Innovation can be systematically pursued and found, if you know where to look and what questions to ask. Innovation rarely fails due to a lack of creativity, but a lack of discipline. People need to get into the habit of analyzing all opportunity sources for useful ideas, not just staying within their own demographic.
Here’s a case study from my own life.
My friend, a father of two young children, recently gave me a lesson in toddler bedwetting. He was telling me how about five million kids struggle with this problem each year. Even the best toilet trained children can’t always stay dry at night. And while it’s not a serious medical condition, it can be a challenging problem for kids and parents.
After doing some research, I learned that there is a ten million dollar bedwetting industry. Tons of beautiful engineered, intelligently marketed and highly useful bedwetting products are now available around the world.
From custom sheets to repellent underwear to prevention systems to full blown therapy programs.
And that got my creative brain cranking.
Why reinvent the wheel when we can just find a new driver?
If adults are already using baby creams, powders and sprays to improve their health, then perhaps there’s an addressable market to whom we could repurpose another product that’s already proven successful.
Hell, if the technology is already there, then it’s simply a matter of marketing.
Take the bedwetting alarm technology.
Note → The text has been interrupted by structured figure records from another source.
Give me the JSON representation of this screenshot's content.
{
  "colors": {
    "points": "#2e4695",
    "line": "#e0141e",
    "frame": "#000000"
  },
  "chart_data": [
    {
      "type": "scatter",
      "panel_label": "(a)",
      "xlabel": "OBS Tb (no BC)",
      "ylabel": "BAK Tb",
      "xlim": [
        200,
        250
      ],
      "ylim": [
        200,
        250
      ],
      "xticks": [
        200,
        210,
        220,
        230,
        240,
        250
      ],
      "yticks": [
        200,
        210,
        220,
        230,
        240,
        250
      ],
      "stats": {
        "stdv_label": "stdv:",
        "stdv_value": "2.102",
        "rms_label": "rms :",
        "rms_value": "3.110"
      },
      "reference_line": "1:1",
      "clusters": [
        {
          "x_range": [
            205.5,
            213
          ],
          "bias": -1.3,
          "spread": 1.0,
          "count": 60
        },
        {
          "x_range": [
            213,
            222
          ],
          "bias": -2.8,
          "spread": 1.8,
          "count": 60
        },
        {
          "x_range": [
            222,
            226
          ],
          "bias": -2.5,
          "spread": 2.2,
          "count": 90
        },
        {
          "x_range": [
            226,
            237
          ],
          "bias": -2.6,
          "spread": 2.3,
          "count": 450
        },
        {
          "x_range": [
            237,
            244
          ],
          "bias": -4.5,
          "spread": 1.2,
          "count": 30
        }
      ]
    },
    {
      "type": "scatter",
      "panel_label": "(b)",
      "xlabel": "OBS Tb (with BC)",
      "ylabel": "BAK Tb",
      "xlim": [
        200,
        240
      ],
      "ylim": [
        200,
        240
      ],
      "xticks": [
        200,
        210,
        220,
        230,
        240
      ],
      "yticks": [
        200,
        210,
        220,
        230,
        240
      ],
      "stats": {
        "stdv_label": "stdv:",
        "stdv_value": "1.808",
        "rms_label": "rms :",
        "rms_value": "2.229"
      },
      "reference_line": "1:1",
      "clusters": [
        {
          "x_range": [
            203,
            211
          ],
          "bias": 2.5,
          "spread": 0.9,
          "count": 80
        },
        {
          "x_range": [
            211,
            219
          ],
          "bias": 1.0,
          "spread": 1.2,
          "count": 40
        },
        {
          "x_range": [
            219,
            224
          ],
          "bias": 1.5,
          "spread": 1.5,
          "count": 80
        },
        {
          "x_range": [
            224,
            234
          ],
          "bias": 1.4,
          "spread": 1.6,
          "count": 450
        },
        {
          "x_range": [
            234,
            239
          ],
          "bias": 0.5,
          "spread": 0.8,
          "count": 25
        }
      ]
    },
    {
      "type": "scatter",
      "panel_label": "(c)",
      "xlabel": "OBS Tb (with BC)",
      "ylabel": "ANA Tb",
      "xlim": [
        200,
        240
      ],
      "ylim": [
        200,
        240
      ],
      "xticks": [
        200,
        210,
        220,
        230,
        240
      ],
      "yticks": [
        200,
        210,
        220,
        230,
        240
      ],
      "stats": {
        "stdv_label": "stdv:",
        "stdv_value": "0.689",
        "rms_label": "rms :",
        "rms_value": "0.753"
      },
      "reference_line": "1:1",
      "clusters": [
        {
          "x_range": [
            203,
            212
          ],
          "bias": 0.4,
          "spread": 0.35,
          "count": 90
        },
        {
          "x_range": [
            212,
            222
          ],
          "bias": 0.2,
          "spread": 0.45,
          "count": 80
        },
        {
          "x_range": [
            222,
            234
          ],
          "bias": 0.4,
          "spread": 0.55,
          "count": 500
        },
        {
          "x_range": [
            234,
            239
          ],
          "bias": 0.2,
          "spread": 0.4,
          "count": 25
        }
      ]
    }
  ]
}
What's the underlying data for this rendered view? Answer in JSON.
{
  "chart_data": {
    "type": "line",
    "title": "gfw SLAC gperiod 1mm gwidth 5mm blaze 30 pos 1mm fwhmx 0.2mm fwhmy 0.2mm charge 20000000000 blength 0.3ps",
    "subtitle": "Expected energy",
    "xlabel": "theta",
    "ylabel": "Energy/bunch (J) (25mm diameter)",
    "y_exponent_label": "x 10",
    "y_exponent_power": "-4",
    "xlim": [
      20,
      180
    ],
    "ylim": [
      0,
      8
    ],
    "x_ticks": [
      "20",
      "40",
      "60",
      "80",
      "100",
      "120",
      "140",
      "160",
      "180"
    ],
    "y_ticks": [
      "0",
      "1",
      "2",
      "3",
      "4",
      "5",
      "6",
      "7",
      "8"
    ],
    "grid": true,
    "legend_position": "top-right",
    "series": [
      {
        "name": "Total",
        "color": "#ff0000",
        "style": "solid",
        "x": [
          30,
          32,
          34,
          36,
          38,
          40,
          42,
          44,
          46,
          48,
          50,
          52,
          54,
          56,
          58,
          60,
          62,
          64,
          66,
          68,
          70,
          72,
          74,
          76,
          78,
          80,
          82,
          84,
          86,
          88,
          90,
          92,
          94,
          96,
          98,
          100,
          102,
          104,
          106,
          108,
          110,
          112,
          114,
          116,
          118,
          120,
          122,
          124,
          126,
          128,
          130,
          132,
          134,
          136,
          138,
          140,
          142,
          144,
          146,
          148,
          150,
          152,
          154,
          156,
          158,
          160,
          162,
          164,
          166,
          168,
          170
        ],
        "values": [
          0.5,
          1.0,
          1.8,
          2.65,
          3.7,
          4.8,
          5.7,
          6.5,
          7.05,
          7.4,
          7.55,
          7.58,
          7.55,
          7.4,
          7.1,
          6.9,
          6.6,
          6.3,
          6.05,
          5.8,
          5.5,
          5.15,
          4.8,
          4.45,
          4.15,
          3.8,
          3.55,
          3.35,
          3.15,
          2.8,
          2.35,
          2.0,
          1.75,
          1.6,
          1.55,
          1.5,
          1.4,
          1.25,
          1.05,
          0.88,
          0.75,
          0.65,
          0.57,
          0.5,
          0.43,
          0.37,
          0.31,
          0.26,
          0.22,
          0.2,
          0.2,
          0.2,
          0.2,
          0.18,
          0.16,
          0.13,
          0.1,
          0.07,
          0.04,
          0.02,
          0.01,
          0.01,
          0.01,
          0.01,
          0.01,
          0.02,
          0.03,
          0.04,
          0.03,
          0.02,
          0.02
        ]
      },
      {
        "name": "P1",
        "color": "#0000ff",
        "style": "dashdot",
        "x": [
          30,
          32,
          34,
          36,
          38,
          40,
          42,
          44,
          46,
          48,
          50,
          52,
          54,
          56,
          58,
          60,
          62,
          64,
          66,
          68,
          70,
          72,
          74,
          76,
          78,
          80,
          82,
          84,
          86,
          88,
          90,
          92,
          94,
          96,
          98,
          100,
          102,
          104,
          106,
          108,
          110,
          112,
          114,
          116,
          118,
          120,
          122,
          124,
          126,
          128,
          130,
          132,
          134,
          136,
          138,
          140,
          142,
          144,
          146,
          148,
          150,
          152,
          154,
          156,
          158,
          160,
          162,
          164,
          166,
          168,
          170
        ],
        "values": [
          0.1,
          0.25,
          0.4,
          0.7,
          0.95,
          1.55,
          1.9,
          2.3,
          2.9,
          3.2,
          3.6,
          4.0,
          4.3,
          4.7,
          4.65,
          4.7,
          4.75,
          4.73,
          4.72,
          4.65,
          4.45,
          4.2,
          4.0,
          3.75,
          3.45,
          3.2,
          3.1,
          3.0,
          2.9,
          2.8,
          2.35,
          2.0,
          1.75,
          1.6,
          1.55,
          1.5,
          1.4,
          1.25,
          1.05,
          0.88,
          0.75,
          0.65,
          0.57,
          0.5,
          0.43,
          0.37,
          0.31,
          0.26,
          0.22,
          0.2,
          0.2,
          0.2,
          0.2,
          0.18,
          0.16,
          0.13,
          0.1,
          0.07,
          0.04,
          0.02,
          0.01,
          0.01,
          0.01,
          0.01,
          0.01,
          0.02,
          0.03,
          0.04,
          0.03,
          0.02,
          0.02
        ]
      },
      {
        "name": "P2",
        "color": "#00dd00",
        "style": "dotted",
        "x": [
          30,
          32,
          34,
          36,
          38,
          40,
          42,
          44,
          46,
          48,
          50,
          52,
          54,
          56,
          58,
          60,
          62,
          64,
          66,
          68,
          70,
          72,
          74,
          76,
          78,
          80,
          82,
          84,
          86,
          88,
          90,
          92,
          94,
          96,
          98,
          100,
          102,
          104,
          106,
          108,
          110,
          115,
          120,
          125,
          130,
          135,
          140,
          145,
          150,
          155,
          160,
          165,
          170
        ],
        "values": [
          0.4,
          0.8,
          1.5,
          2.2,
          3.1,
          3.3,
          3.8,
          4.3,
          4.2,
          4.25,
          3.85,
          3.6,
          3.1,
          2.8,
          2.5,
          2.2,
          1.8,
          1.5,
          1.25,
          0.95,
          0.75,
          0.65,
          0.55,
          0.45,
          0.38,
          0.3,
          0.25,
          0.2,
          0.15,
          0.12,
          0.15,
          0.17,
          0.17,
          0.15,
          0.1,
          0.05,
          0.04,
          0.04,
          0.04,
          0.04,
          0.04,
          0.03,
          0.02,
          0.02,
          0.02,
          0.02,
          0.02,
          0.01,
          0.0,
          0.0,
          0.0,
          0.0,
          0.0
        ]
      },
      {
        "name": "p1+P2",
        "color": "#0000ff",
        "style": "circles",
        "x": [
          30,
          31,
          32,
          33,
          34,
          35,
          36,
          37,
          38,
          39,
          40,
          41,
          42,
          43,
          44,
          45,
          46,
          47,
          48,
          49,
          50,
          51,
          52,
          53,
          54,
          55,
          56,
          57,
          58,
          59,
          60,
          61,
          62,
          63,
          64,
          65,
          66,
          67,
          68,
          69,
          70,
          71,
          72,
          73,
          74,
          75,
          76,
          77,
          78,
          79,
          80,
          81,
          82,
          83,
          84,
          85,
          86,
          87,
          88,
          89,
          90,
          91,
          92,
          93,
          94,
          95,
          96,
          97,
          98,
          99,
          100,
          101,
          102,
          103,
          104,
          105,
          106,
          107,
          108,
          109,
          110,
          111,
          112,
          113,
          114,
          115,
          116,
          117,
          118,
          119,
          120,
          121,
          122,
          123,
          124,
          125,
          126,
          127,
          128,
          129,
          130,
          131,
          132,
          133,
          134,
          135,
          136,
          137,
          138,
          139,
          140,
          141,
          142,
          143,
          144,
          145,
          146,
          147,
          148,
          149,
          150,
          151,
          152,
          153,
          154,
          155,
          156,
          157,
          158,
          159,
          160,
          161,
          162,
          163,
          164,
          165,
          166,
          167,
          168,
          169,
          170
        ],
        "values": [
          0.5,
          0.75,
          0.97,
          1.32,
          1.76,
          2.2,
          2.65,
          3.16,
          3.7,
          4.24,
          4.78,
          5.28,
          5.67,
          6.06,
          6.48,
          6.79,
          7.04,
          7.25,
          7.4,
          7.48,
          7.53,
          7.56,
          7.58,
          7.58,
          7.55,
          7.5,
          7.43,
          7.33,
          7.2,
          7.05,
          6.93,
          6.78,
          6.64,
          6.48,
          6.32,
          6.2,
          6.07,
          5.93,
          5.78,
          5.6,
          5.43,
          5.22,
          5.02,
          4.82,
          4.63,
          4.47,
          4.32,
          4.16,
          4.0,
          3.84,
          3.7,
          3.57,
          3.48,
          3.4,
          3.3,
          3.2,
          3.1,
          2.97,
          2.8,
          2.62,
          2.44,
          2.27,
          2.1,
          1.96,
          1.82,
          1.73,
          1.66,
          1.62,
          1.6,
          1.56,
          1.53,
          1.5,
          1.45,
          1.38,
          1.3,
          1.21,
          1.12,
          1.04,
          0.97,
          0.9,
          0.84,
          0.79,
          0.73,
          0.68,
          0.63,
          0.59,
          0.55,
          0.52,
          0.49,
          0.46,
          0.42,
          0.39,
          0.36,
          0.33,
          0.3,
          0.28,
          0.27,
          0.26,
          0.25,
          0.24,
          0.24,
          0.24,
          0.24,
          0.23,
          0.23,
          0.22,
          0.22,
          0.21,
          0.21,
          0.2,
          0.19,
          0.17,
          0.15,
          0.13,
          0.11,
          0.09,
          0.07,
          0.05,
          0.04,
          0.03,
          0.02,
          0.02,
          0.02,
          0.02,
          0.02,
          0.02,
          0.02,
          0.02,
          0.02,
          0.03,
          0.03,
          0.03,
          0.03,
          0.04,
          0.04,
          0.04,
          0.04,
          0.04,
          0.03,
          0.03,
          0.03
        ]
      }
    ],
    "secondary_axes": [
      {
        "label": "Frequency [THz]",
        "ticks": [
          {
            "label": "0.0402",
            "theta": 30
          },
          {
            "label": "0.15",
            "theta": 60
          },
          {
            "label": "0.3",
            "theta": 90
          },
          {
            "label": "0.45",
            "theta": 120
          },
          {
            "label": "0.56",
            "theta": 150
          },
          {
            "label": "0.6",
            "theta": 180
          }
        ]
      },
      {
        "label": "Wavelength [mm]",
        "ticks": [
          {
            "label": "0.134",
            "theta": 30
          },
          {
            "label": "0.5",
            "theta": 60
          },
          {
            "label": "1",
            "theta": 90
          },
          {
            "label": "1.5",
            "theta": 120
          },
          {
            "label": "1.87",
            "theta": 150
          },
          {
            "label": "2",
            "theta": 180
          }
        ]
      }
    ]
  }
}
Pediatricians say it’s among the most effective and safest treatments. How it works is, you place a moisture sensor in child’s pajamas to trigger an alert to go off at the start of urination. The alarm is designed to awaken the kid so they can get to the toilet and finish peeing.
That’s an extraordinary invention. And in my opinion, children are not the only population who could benefit from this technology.
Because you know who else struggles with wet beds? People who have lots of vigorous sex.
Sounds to me like a ripe opportunity to innovate.
After all, behind every moment of unhappiness, inconvenience and confusion, there is a new innovation waiting to be born. My idea is to market bedwetting alarms to sexually active adults who don’t want to soil their sheets during intimate moments. Imagine a new mattress accessory that uses an advanced sensor technology to trigger an alarm for excessive drops of secretions from even the sloppiest of lovers.
The alarm unit could be connected to a pad that’s attached to your sheet or mattress. You can choose up to eight prerecorded notification sounds, or record your own command when linens get a little too saturated.
And now you’ll never have to worry about falling asleep in a puddle someone discharge again.
I’ve even got the perfect name for this new product.
Dryhump. Keeping your juice in the kitchen.
We could start an adult bedwetting revolution! And ironically, probably increase the number of babies in the world as a result.
Remember, if you look in strange places and ask smart questions, innovation can be systematically pursued and found. You may feel a bit bashful reading about my absurd, bodily fluid related invention, but the principle behind it is sound.
Where is there an addressable market to whom you can repurpose another technology that’s already proven successful?